One year after a puzzling setback in the hunt for an AIDS vaccine, researchers say their defeats have forced them to look for entirely new ways of creating a defense against the disease.
After nearly 30 years, 25 million deaths and billions of dollars spent with no vaccine to show for it, scientists at this year’s international AIDS Vaccine Conference said they were turning to novel approaches to overcome their defeats.
“We are in the middle of quite a profound shift of mindset in the research community,” said Alan Bernstein, director of the Global HIV Vaccine Enterprise, an alliance of organizations working on a vaccine.
Speaking on the sidelines of the meeting that ended on Friday in Cape Town, he said that startling setbacks had forced scientists to delve into sophisticated new research to tackle the disease.
Last year scientists were forced to abandon two advanced clinical trials of a vaccine by pharmaceutical company Merck, after it appeared to actually heighten the risk of AIDS infection.
“The Merck result was such a surprise and everyone was kind of knocked off their horses … What happened no one could have predicted,” Mitchell Warren of the AIDS Vaccine Advocacy Coalition said.
“They still don’t understand exactly what happened. That finding forces people to realign and look at new ways and new approaches to how we are going to find an AIDS vaccine because it was so surprising,” he said.
About 30 other clinical trials are underway around the world, but the most watched is a study in Thailand that began in 2003, with results expected next year.
That study is the biggest ever, with 16,000 people involved.
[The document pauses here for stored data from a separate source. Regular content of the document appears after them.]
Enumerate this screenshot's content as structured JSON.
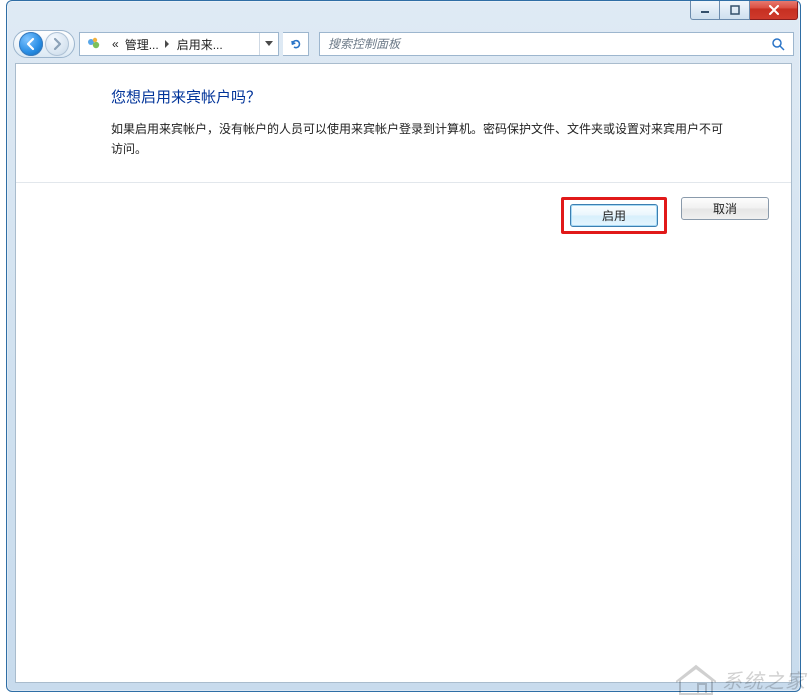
{
  "address": {
    "seg1": "管理...",
    "seg2": "启用来...",
    "prefix": "«"
  },
  "search": {
    "placeholder": "搜索控制面板"
  },
  "page": {
    "title": "您想启用来宾帐户吗？",
    "desc": "如果启用来宾帐户，没有帐户的人员可以使用来宾帐户登录到计算机。密码保护文件、文件夹或设置对来宾用户不可访问。"
  },
  "buttons": {
    "enable": "启用",
    "cancel": "取消"
  },
  "watermark": {
    "text": "系统之家"
  }
}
Scientists say that whatever the outcome, it will provide valuable information on the pandemic, which most agree won’t see a vaccine for decades.
Meanwhile, Warren says the failure of the Merck trial has already forced scientists to rethink their basic assumptions about how vaccines work.
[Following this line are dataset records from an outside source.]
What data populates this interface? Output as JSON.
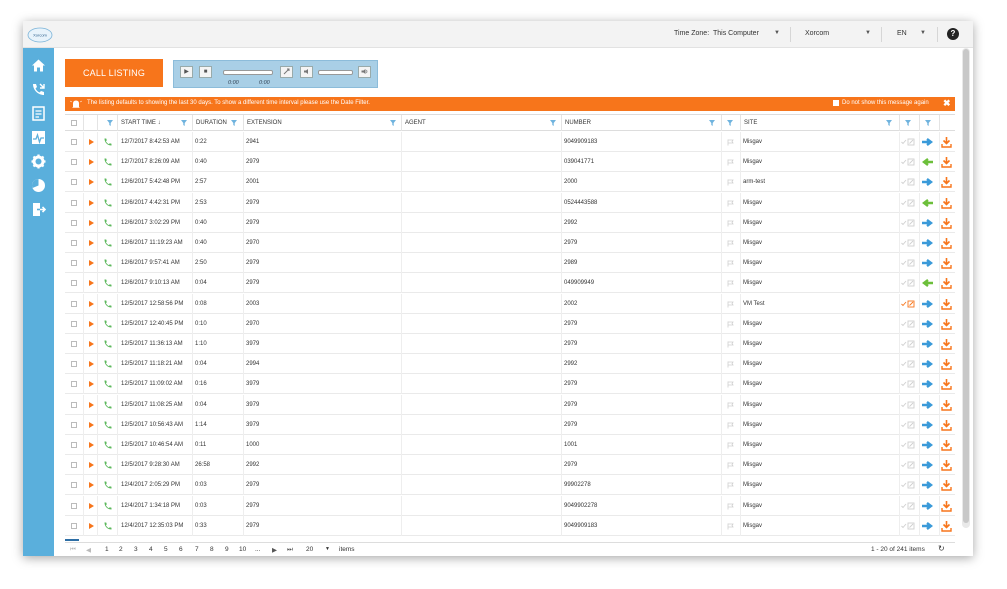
{
  "topbar": {
    "logo_text": "Xorcom",
    "timezone_label": "Time Zone:",
    "timezone_value": "This Computer",
    "account_value": "Xorcom",
    "language_value": "EN",
    "help_glyph": "?"
  },
  "sidebar": {
    "items": [
      {
        "icon": "home-icon"
      },
      {
        "icon": "phone-icon"
      },
      {
        "icon": "reports-icon"
      },
      {
        "icon": "monitor-icon"
      },
      {
        "icon": "gear-icon"
      },
      {
        "icon": "chart-icon"
      },
      {
        "icon": "logout-icon"
      }
    ]
  },
  "toolbar": {
    "call_listing_label": "CALL LISTING"
  },
  "player": {
    "play_glyph": "▶",
    "stop_glyph": "■",
    "current_time": "0:00",
    "total_time": "0:00"
  },
  "banner": {
    "message": "The listing defaults to showing the last 30 days. To show a different time interval please use the Date Filter.",
    "dont_show_label": "Do not show this message again",
    "close_glyph": "✖"
  },
  "grid": {
    "headers": {
      "start_time": "START TIME ↓",
      "duration": "DURATION",
      "extension": "EXTENSION",
      "agent": "AGENT",
      "number": "NUMBER",
      "site": "SITE"
    },
    "rows": [
      {
        "start": "12/7/2017 8:42:53 AM",
        "duration": "0:22",
        "ext": "2941",
        "number": "9049909183",
        "site": "Misgav",
        "dir": "out"
      },
      {
        "start": "12/7/2017 8:26:09 AM",
        "duration": "0:40",
        "ext": "2979",
        "number": "039041771",
        "site": "Misgav",
        "dir": "in"
      },
      {
        "start": "12/6/2017 5:42:48 PM",
        "duration": "2:57",
        "ext": "2001",
        "number": "2000",
        "site": "arm-test",
        "dir": "out"
      },
      {
        "start": "12/6/2017 4:42:31 PM",
        "duration": "2:53",
        "ext": "2979",
        "number": "0524443588",
        "site": "Misgav",
        "dir": "in"
      },
      {
        "start": "12/6/2017 3:02:29 PM",
        "duration": "0:40",
        "ext": "2979",
        "number": "2992",
        "site": "Misgav",
        "dir": "out"
      },
      {
        "start": "12/6/2017 11:19:23 AM",
        "duration": "0:40",
        "ext": "2970",
        "number": "2979",
        "site": "Misgav",
        "dir": "out"
      },
      {
        "start": "12/6/2017 9:57:41 AM",
        "duration": "2:50",
        "ext": "2979",
        "number": "2989",
        "site": "Misgav",
        "dir": "out"
      },
      {
        "start": "12/6/2017 9:10:13 AM",
        "duration": "0:04",
        "ext": "2979",
        "number": "049909949",
        "site": "Misgav",
        "dir": "in"
      },
      {
        "start": "12/5/2017 12:58:56 PM",
        "duration": "0:08",
        "ext": "2003",
        "number": "2002",
        "site": "VM Test",
        "dir": "out",
        "annotated": true
      },
      {
        "start": "12/5/2017 12:40:45 PM",
        "duration": "0:10",
        "ext": "2970",
        "number": "2979",
        "site": "Misgav",
        "dir": "out"
      },
      {
        "start": "12/5/2017 11:36:13 AM",
        "duration": "1:10",
        "ext": "3979",
        "number": "2979",
        "site": "Misgav",
        "dir": "out"
      },
      {
        "start": "12/5/2017 11:18:21 AM",
        "duration": "0:04",
        "ext": "2994",
        "number": "2992",
        "site": "Misgav",
        "dir": "out"
      },
      {
        "start": "12/5/2017 11:09:02 AM",
        "duration": "0:16",
        "ext": "3979",
        "number": "2979",
        "site": "Misgav",
        "dir": "out"
      },
      {
        "start": "12/5/2017 11:08:25 AM",
        "duration": "0:04",
        "ext": "3979",
        "number": "2979",
        "site": "Misgav",
        "dir": "out"
      },
      {
        "start": "12/5/2017 10:56:43 AM",
        "duration": "1:14",
        "ext": "3979",
        "number": "2979",
        "site": "Misgav",
        "dir": "out"
      },
      {
        "start": "12/5/2017 10:46:54 AM",
        "duration": "0:11",
        "ext": "1000",
        "number": "1001",
        "site": "Misgav",
        "dir": "out"
      },
      {
        "start": "12/5/2017 9:28:30 AM",
        "duration": "26:58",
        "ext": "2992",
        "number": "2979",
        "site": "Misgav",
        "dir": "out"
      },
      {
        "start": "12/4/2017 2:05:29 PM",
        "duration": "0:03",
        "ext": "2979",
        "number": "99902278",
        "site": "Misgav",
        "dir": "out"
      },
      {
        "start": "12/4/2017 1:34:18 PM",
        "duration": "0:03",
        "ext": "2979",
        "number": "9049902278",
        "site": "Misgav",
        "dir": "out"
      },
      {
        "start": "12/4/2017 12:35:03 PM",
        "duration": "0:33",
        "ext": "2979",
        "number": "9049909183",
        "site": "Misgav",
        "dir": "out"
      }
    ]
  },
  "pager": {
    "pages": [
      "1",
      "2",
      "3",
      "4",
      "5",
      "6",
      "7",
      "8",
      "9",
      "10",
      "..."
    ],
    "page_size": "20",
    "items_label": "items",
    "summary": "1 - 20 of 241 items"
  },
  "colors": {
    "accent": "#f7751b",
    "sidebar": "#5aafdc",
    "phone_green": "#5cb85c",
    "outbound_blue": "#3a9ad9",
    "inbound_green": "#6cbf3a"
  }
}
In the past vaccines have either caused the body to develop antibodies that kill a disease, or to attack infected cells to kill them off before a disease spreads.
But HIV mutates at every turn, making it almost impossible to design a vaccine to attack it.
Bernstein said the most exciting new research involves newly discovered defenses in the human body called the innate immune system, which serves as an early warning system for invading diseases.
That system could provide a way to stop HIV, if scientists found a way to trigger it early enough, he said.
“We now know we may have only hours, at most days, before we have a window of opportunity to stop HIV. So that’s reason to think this early warning system might be critical to activate if we are going to design a vaccine,” he said.
The disappointments in the quest for a vaccine have sparked calls for an end to the research, with critics arguing the money could be better spent on other prevention or treatment efforts.
But Anthony Fauci, one of the world’s top AIDS researchers at the US National Institutes of Health, insisted that a vaccine would eventually provide the world’s best defense against the disease.